The losses being decried now are a fantasy. Yeah, it was cheap. It was also unsafe, ridden by crime, crony politics and just plain nasty. A place of untouchables. It was neglected not by politicians, but instead by its own population.
It's better now. Not a lot, but some. Law enforcement is still recovering. Most of the dealers are at least a lot less obvious. Yes, there is displacement. Some of it resulting in running gun battles along the Highway 4 corridor, as the gangs who can no longer afford to live in Oakland were squeezed out to cheaper places.

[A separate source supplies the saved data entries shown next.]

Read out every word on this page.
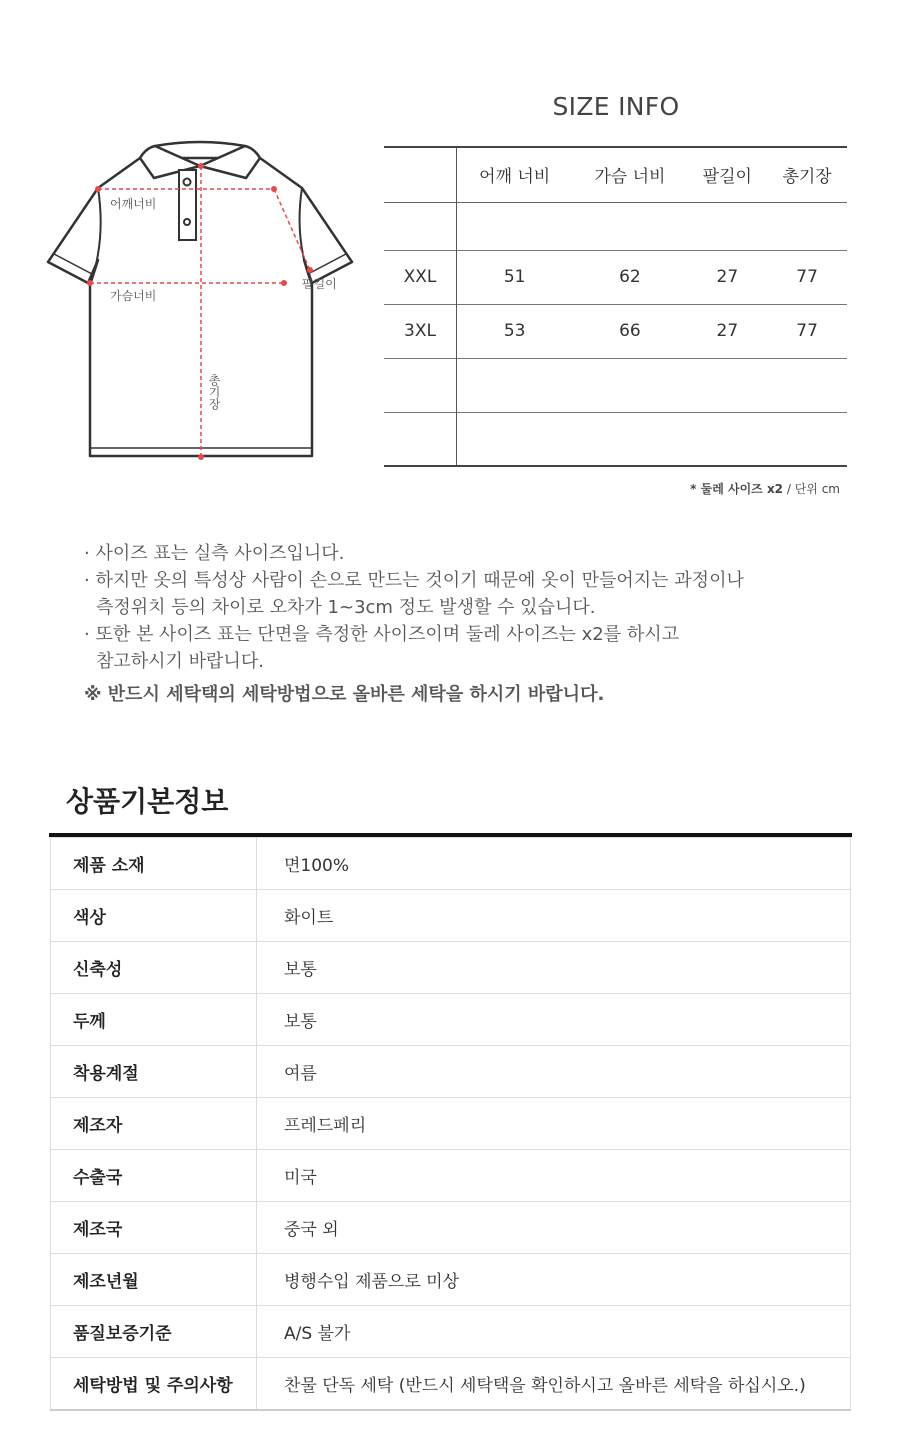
어깨너비
가슴너비
팔길이
총기장
SIZE INFO
	어깨 너비	가슴 너비	팔길이	총기장

XXL	51	62	27	77
3XL	53	66	27	77

* 둘레 사이즈 x2 / 단위 cm
· 사이즈 표는 실측 사이즈입니다.
· 하지만 옷의 특성상 사람이 손으로 만드는 것이기 때문에 옷이 만들어지는 과정이나
측정위치 등의 차이로 오차가 1~3cm 정도 발생할 수 있습니다.
· 또한 본 사이즈 표는 단면을 측정한 사이즈이며 둘레 사이즈는 x2를 하시고
참고하시기 바랍니다.
※ 반드시 세탁택의 세탁방법으로 올바른 세탁을 하시기 바랍니다.
상품기본정보
제품 소재	면100%
색상	화이트
신축성	보통
두께	보통
착용계절	여름
제조자	프레드페리
수출국	미국
제조국	중국 외
제조년월	병행수입 제품으로 미상
품질보증기준	A/S 불가
세탁방법 및 주의사항	찬물 단독 세탁 (반드시 세탁택을 확인하시고 올바른 세탁을 하십시오.)
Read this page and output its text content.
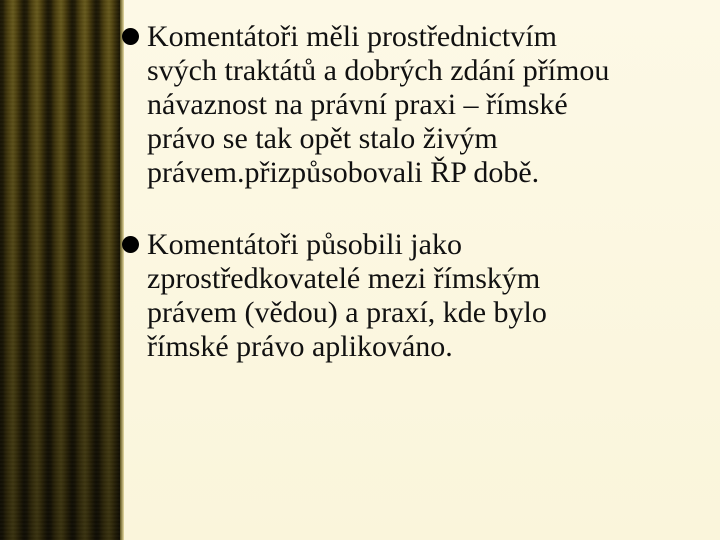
Komentátoři měli prostřednictvím
svých traktátů a dobrých zdání přímou
návaznost na právní praxi – římské
právo se tak opět stalo živým
právem.přizpůsobovali ŘP době.
Komentátoři působili jako
zprostředkovatelé mezi římským
právem (vědou) a praxí, kde bylo
římské právo aplikováno.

People need to have somewhere to live. They will go where they can afford. Right now, that means Oakland. And if it's nasty and crime-ridden, the people who move in will make it safe if they have to, and change will occur. Grow up and face reality.
Bruce Ferrel, Oakland
"Marijuana and Equity," Legalization Nation, June 8
Get a better weed expert?
With all due respect to the mountain of "reefer madness"-style studies muddying up honest science, your point about cannabis use and safety is not best made by citing the guy who edits Journal of Cannabis Therapeutics.